Cuba ranks among the world leaders in low greenhouse-gas emissions, but not necessarily by choice. Government restrictions on vehicles ensure that horse-drawn buggies outnumber cars in all but the largest cities. Heavy industry is so inefficient under state control that even though most factories rely on high-polluting, Soviet-era machinery, their output is low and the environmental impact reduced.

A narrow highway runs alongside the marshes and is flanked by monuments to Cubans killed during the CIA-backed Bay of Pigs invasion in April 1961.

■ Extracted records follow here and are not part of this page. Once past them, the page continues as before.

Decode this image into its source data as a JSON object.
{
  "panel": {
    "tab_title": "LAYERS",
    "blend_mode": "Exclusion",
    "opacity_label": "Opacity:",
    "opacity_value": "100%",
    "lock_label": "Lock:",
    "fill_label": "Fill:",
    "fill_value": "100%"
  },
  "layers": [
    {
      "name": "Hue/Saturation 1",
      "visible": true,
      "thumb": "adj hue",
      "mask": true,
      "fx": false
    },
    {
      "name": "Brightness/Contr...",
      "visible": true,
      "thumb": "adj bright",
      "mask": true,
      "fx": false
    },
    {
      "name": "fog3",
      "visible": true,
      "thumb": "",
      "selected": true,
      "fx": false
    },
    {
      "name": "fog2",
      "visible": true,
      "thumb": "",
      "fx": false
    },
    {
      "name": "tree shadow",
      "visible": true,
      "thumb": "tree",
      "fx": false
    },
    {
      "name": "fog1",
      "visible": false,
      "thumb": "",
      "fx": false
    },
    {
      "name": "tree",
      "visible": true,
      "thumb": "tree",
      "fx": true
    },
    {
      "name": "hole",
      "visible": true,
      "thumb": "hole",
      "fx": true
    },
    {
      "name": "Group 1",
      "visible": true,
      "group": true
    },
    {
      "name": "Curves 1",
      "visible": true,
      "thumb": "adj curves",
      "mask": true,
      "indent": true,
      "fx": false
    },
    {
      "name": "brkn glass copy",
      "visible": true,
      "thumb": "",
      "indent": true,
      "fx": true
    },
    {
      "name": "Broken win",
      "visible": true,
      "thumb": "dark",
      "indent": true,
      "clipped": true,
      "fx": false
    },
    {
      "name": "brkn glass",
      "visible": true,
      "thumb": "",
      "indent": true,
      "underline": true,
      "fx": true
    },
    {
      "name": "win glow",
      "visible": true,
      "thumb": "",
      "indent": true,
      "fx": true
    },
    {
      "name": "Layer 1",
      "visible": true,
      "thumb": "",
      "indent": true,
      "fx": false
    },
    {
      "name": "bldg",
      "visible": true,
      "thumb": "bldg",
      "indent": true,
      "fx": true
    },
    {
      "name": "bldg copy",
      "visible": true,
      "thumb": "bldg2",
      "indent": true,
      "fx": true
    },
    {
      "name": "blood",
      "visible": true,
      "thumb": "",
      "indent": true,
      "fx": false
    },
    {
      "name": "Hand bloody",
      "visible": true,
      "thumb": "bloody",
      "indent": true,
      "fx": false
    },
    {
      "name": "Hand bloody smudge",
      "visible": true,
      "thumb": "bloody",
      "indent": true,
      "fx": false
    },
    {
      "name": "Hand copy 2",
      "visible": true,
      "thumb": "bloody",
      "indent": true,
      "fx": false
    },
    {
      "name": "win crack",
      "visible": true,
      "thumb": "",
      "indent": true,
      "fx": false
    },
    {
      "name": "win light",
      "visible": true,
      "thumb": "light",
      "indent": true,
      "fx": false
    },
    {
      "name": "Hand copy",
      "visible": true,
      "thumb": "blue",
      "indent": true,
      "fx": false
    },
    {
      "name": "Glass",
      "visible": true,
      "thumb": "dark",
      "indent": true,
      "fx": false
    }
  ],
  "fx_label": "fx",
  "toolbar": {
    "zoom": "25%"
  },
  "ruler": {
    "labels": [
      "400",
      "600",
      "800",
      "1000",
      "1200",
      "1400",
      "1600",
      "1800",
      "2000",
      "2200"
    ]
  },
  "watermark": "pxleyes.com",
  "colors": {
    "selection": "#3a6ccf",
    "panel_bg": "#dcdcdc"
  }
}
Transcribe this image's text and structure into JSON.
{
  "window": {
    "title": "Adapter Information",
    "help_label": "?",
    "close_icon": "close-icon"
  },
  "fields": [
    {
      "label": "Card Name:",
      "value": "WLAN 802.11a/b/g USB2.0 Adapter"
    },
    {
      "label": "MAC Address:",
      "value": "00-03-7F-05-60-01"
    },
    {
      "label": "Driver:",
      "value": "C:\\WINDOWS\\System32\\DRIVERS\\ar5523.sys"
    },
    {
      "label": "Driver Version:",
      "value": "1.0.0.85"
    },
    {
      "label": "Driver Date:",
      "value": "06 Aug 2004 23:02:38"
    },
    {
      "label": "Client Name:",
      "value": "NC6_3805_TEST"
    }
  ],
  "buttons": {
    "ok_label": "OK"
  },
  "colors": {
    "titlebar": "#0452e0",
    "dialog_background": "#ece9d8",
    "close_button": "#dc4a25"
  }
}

Almost no Cubans live in Zapata, but there are tourist hotels, including bungalows perched on tiny islands in the wetlands. Speedboats take visitors through densely forested canals and lagoons where eagles glide overhead — but the vessels leave a layer of oil runoff on the water.

Still, officials will cap group sizes so that hiking expeditions and other activities don’t overwhelm the nature they come to see. Parts of the national park will remain off-limits entirely for their own protection.

Back at the crocodile farm, all the reptiles are separated by size and kept in crowded concrete pens — breeding is the top priority, not constructing an idyllic spot for tourists. The largest lay with their mouths agape to cool themselves, so still that they look like scaly statutes except for haunting yellow eyes that follow visitors hungrily.

When trainers toss in fish heads and crab legs at feeding time, the resulting frenzy is so violent that any injury drawing blood can prompt the pack to turn on one of its own. Crocs that bite down but don’t capture any food in their jaws produce a spooky popping sound — a hollow puckering that sounds practically prehistoric.

Crocodiles can live to 80, said farm director Andres Arencibia. Females lay up to 35 eggs per year with three-quarters of those born in captivity reaching adulthood. In the wild, only 15 percent survive, beset by predators, disease and cannibalism.

Crocodile breeding began in 1962, when the animals were endangered. Now, about 6,000 live in the swamps around the farm, and about 300 adults are released into the wild from it each year, Arencibia said.

Holding up a wiggling and writhing No. 0383, he smiled when the pointy-toothed tike emitted a crow-like squawk.

“Give him some months,” Arencibia said, “and his bite could take my fingers off.”

Cuba hopes its eco-tourism industry will grow just as fast.